What I've learned through working on both the technical and business sides of the house is that while technical skills comprise assembling technical assets and resources to solve an engineering problem, business skills comprise assembling financial assets and human resources to solve a business problem -- assets and resources that INCLUDE engineering effort. And for the most part, business people do not, and cannot, understand everything engineers do, any more than they can understand everything HR does or everything facilities does or everything sales does. Business people are like the generals pointing to a map; they don't know (or need to know) how the guns and tanks and helicopters actually work. They do need to decide which hill to take, which bridge to destroy, etc.
But damn it, they better listen to the people who DO know how things work.
So, inasmuch as I can answer your question at all, I would answer it this way: developers will be empowered when everybody learns to stay in their lanes... most of the time. Business people should treat development a little bit like a black box: make sure the right requirements go in the Input side, and make sure the right deliverables come out the Output side, and get involved in the innards only when there is a problem with the outputs.
Conversely, developers can -- and should -- analyze requirements critically, develop an understanding of WHY the requirements are what they are, and generally be consulted stakeholders in the requirements gathering process.
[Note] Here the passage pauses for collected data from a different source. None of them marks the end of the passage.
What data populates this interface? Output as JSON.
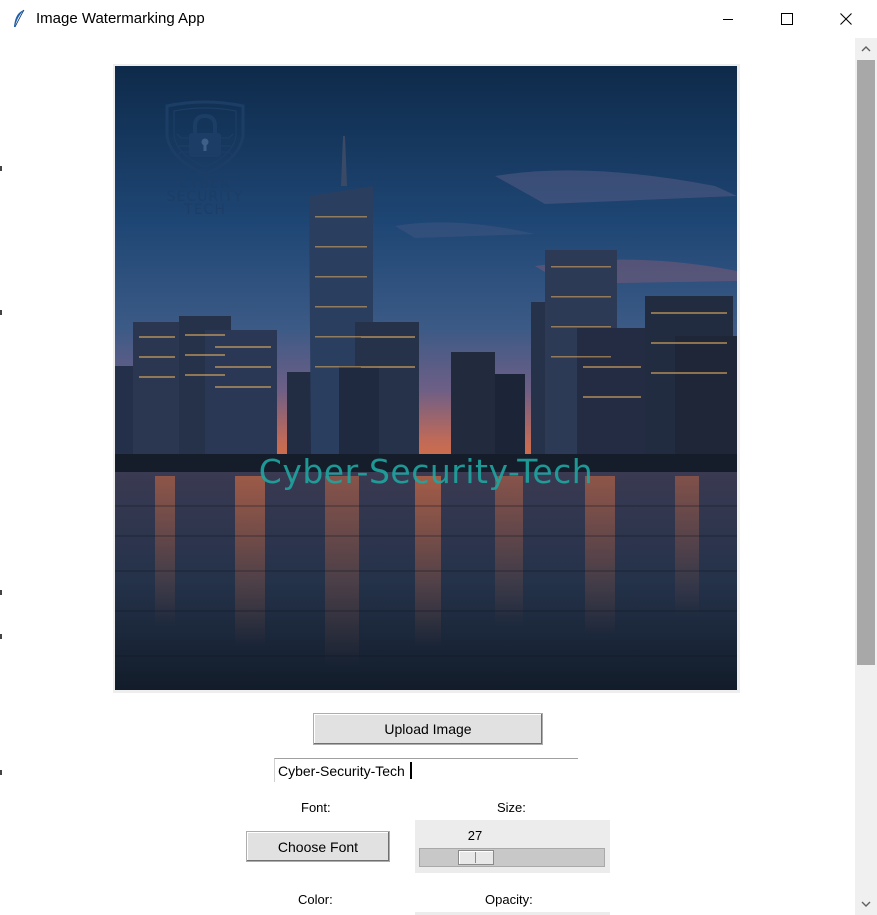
{
  "window": {
    "title": "Image Watermarking App",
    "icons": [
      "feather-icon",
      "minimize-icon",
      "maximize-icon",
      "close-icon"
    ]
  },
  "image": {
    "watermark_text": "Cyber-Security-Tech",
    "watermark_color": "#1ea6a0",
    "logo_lines": [
      "CYBER",
      "SECURITY",
      "TECH"
    ],
    "logo_color": "#1c3e66"
  },
  "controls": {
    "upload_label": "Upload Image",
    "entry_value": "Cyber-Security-Tech",
    "font_label": "Font:",
    "size_label": "Size:",
    "choose_font_label": "Choose Font",
    "size_value": "27",
    "color_label": "Color:",
    "opacity_label": "Opacity:"
  },
  "scrollbar": {
    "icons": [
      "scroll-up-arrow-icon",
      "scroll-down-arrow-icon"
    ]
  }
}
But ultimately they should not be deciding what to build, because they just aren't going to have the 360-degree picture to understand how the business is going to make money from that output. Those inputs have to come from business-oriented people who are actually charging money to do things (or otherwise know what the customer wants).
That's probably why modern development methodologies like Agile are so tightly focused on pairing the developers with business people who can provide rapid input and evaluate prototypes on short timelines. Keep the inputs and outputs in digestible chunks, but keep the business thinking on the customer side and the engineering thinking on the development side.
I work in a company where we say that everyone is an expert (and to a very large extent this is really true). We create teams of experts, including more business savvy people. Everyone respects each others expertise and makes sure they can apply it as best as possible. We don't infringe upon each other's expertise. We might ask another expert about the why or the how, but we should not assume we know better. Obviously this happens sometimes, but then we remind each other that we're all experts and that an engineer wouldn't like to be told by marketing how to do their job either.
I think this fits nicely with 'stay in your lane' and actually makes it easy to remind people to do so. It's in the core values of the company that people excel in their lane and cooperate with people in other lanes.
Engineers like to say that business people should get out of the way and let the engineers to their job, but ask yourself how many engineers choose to supervise other human beings. Somebody has to do the hard job of dealing with employee psychology all day long. It's a messy, "up to your armpits in other people's lives all day long" kind of job.
You need people who are actually GOOD at that, with all the emotional intelligence it implies, if you want a workplace that doesn't completely suck.